As I’d anticipated, changes were apparent in our families, both young and old. Children who were infants and toddlers when we’d last visited were naturally wary, needing time to warm up to their “come from away” aunt and uncle. But time with the young adult nieces and nephews and their partners, and our parents felt like yesterday, as we fell into easy conversation and catching up.

sunrise on the Niagara

That Saturday I missed my weekly Camino de Edmonton, a repeat of last year’s multi-stage, multi kilometer walk along Edmonton’s North Saskatchewan River. The weather finally cleared so I dressed to make my ritual walk along my beloved Niagara River, a Camino de Niagara. A chance conversation with my high school friend and her husband, a walk through the cemetery to “visit” my Oma and chosen namesake aunt and notice who in my absence had since passed.
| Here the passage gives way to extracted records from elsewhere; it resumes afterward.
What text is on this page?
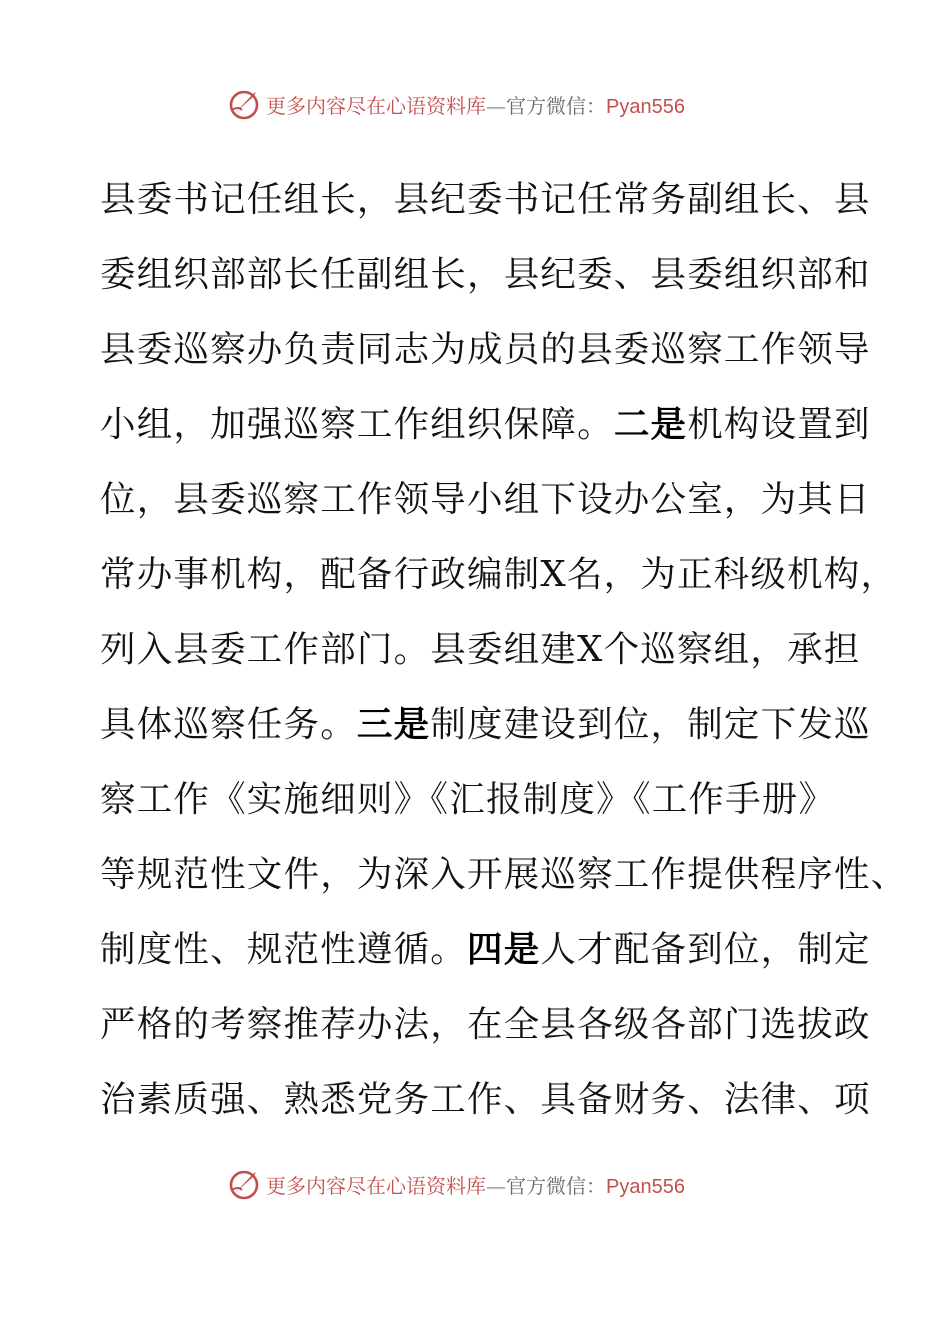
更多内容尽在心语资料库—官方微信：Pyan556
县委书记任组长，县纪委书记任常务副组长、县
委组织部部长任副组长，县纪委、县委组织部和
县委巡察办负责同志为成员的县委巡察工作领导
小组，加强巡察工作组织保障。二是机构设置到
位，县委巡察工作领导小组下设办公室，为其日
常办事机构，配备行政编制X名，为正科级机构，
列入县委工作部门。县委组建X个巡察组，承担
具体巡察任务。三是制度建设到位，制定下发巡
察工作《实施细则》《汇报制度》《工作手册》
等规范性文件，为深入开展巡察工作提供程序性、
制度性、规范性遵循。四是人才配备到位，制定
严格的考察推荐办法，在全县各级各部门选拔政
治素质强、熟悉党务工作、具备财务、法律、项
更多内容尽在心语资料库—官方微信：Pyan556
Years ago, when my Oma died, and her ashes were put in the granite columbarium, I purchased the slot beside her, with room enough for two, and while not quite a river view, close enough. Funny thing how that purchase always brings a smile, it being one of my best investments, bringing peace of mind knowing I have my final resting place. Hmmmm, whatever that actually means…

the old pine on the river bank at sunrise

Driving away from my parents’ home to follow the river north to the falls, I wondered, as I do more often now that I and they are older, “Will we see each other again?” “When will I next return, to whom, and under what circumstances?” I don’t belabor it. I can’t. It’s as pragmatic as my mother wondering will she live to see the us and the world through to the other side of Covid. It simply is what it is, a truth of our lives. Like the curious affinity of purple asters for goldenrod.

Much love and kindest regards, dear friends.